Remobilization of surficial slope sediment triggered by the A.D. 2011 Mw 9 Tohoku-Oki earthquake and tsunami along the Japan Trench
2016
The A.D. 2011 Tohoku-Oki M w 9 earthquake ruptured the megathrust
up to the Japan Trench with a large displacement and caused
a catastrophic tsunami. This study is the first to use short-lived radioisotopes,
including those emitted by the damaged nuclear reactors at
the Fukushima Daiichi nuclear power plant (Japan), to document the
remobilization of the upper few centimeters of sediment as a highly
significant process triggered by the earthquake and its aftershocks.
Targeting the post-earthquake environment allowed characterization
of the sedimentary signature of this event for a better understanding
of paleoearthquakes in Japan and other tectonically active boundary
areas. The results stem from 23 piston cores recovered by the 2013
expedition NT13-19 of the Japan Agency for Marine-Earth Science
and Technology. We document submarine homogeneous muddy flow
deposits that were triggered by ground motion in 2011. They are highly
enriched with excess (xs) xs 210 Pb, requiring only centimeters-deep
sediment remobilization over large areas of the seafloor. Some contain
134 Cs and 137 Cs radioisotopes derived from the Fukushima nuclear
reactors, indicating that sedimentation persisted for at least 30 days
after the main shock. We found these deposits at all sampling sites in
an ∼5000 km 2 area of the seafloor in 4000–6000 m of water depth. The
study area extends for ∼260 km parallel to the strike of the trench.

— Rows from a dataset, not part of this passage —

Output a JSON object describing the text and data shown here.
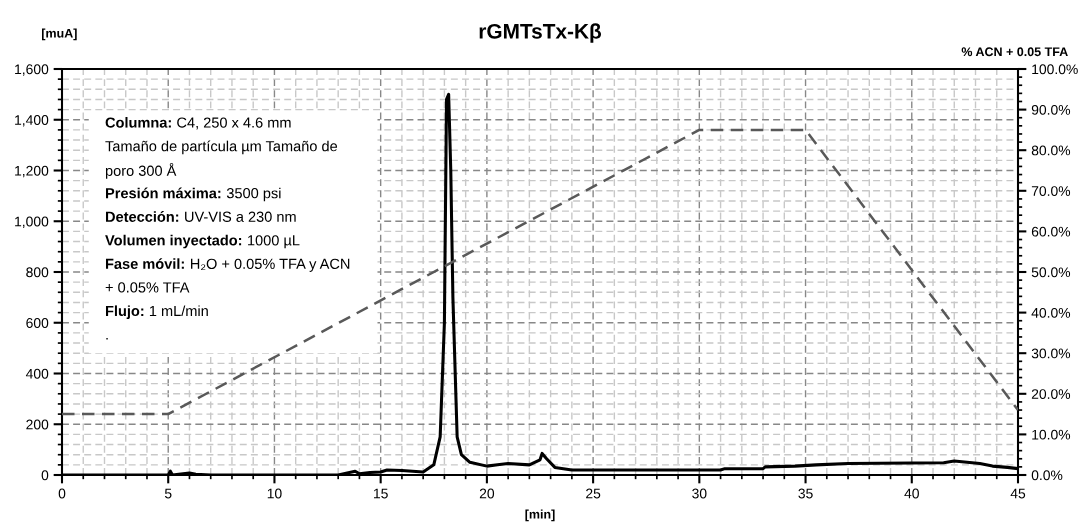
{
  "chart_data": {
    "type": "line",
    "title": "rGMTsTx-Kβ",
    "xlabel": "[min]",
    "ylabel": "[muA]",
    "y2label": "% ACN + 0.05 TFA",
    "xlim": [
      0,
      45
    ],
    "xticks": [
      0,
      5,
      10,
      15,
      20,
      25,
      30,
      35,
      40,
      45
    ],
    "ylim": [
      0,
      1600
    ],
    "yticks": [
      {
        "value": 0,
        "label": "0"
      },
      {
        "value": 200,
        "label": "200"
      },
      {
        "value": 400,
        "label": "400"
      },
      {
        "value": 600,
        "label": "600"
      },
      {
        "value": 800,
        "label": "800"
      },
      {
        "value": 1000,
        "label": "1,000"
      },
      {
        "value": 1200,
        "label": "1,200"
      },
      {
        "value": 1400,
        "label": "1,400"
      },
      {
        "value": 1600,
        "label": "1,600"
      }
    ],
    "y2lim": [
      0,
      100
    ],
    "y2ticks": [
      {
        "value": 0,
        "label": "0.0%"
      },
      {
        "value": 10,
        "label": "10.0%"
      },
      {
        "value": 20,
        "label": "20.0%"
      },
      {
        "value": 30,
        "label": "30.0%"
      },
      {
        "value": 40,
        "label": "40.0%"
      },
      {
        "value": 50,
        "label": "50.0%"
      },
      {
        "value": 60,
        "label": "60.0%"
      },
      {
        "value": 70,
        "label": "70.0%"
      },
      {
        "value": 80,
        "label": "80.0%"
      },
      {
        "value": 90,
        "label": "90.0%"
      },
      {
        "value": 100,
        "label": "100.0%"
      }
    ],
    "grid": true,
    "legend": false,
    "marker": "none",
    "series": [
      {
        "color": "#000000",
        "line_style": "solid",
        "x": [
          0,
          5,
          5.1,
          5.2,
          6,
          6.3,
          7,
          13,
          13.8,
          14,
          14.5,
          15,
          15.3,
          16,
          17,
          17.5,
          17.8,
          18,
          18.1,
          18.2,
          18.3,
          18.4,
          18.6,
          18.8,
          19.2,
          20,
          20.5,
          21,
          22,
          22.5,
          22.6,
          22.8,
          23.2,
          24,
          31,
          31.2,
          33,
          33.1,
          34.5,
          35.5,
          37,
          41.5,
          42,
          42.6,
          43.2,
          43.8,
          44.5,
          45
        ],
        "values": [
          0,
          0,
          15,
          0,
          8,
          3,
          0,
          0,
          15,
          5,
          10,
          12,
          20,
          18,
          12,
          40,
          150,
          600,
          1480,
          1500,
          1200,
          700,
          150,
          80,
          50,
          35,
          40,
          45,
          40,
          60,
          85,
          65,
          30,
          20,
          20,
          25,
          25,
          32,
          35,
          40,
          45,
          48,
          55,
          50,
          45,
          35,
          30,
          25
        ]
      },
      {
        "color": "#595959",
        "line_style": "dashed",
        "axis": "y2",
        "x": [
          0,
          5,
          30,
          35,
          45
        ],
        "values": [
          15,
          15,
          85,
          85,
          16
        ]
      }
    ],
    "annotations": [
      "Columna: C4, 250 x 4.6 mm\nTamaño de partícula µm Tamaño de\nporo 300 Å\nPresión máxima: 3500 psi\nDetección: UV-VIS a 230 nm\nVolumen inyectado: 1000 µL\nFase móvil: H₂O + 0.05% TFA y ACN\n+ 0.05% TFA\nFlujo: 1 mL/min\n."
    ]
  }
}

The thickness of this "Tohoku layer" (3–200 cm) increases toward the
zone of maximum megathrust slip, where deposits are thickest. These
results demonstrate that the shaking of the seafloor above large megathrust
ruptures near the trench remobilized surficial unconsolidated
sediment for hundreds of kilometers. The characteristics of these
deposits may typify deposits resulting from large fault slips like that
of the Tohoku-Oki earthquake, but also other earthquake deposits,
contributing to their identification in the sedimentary record globally.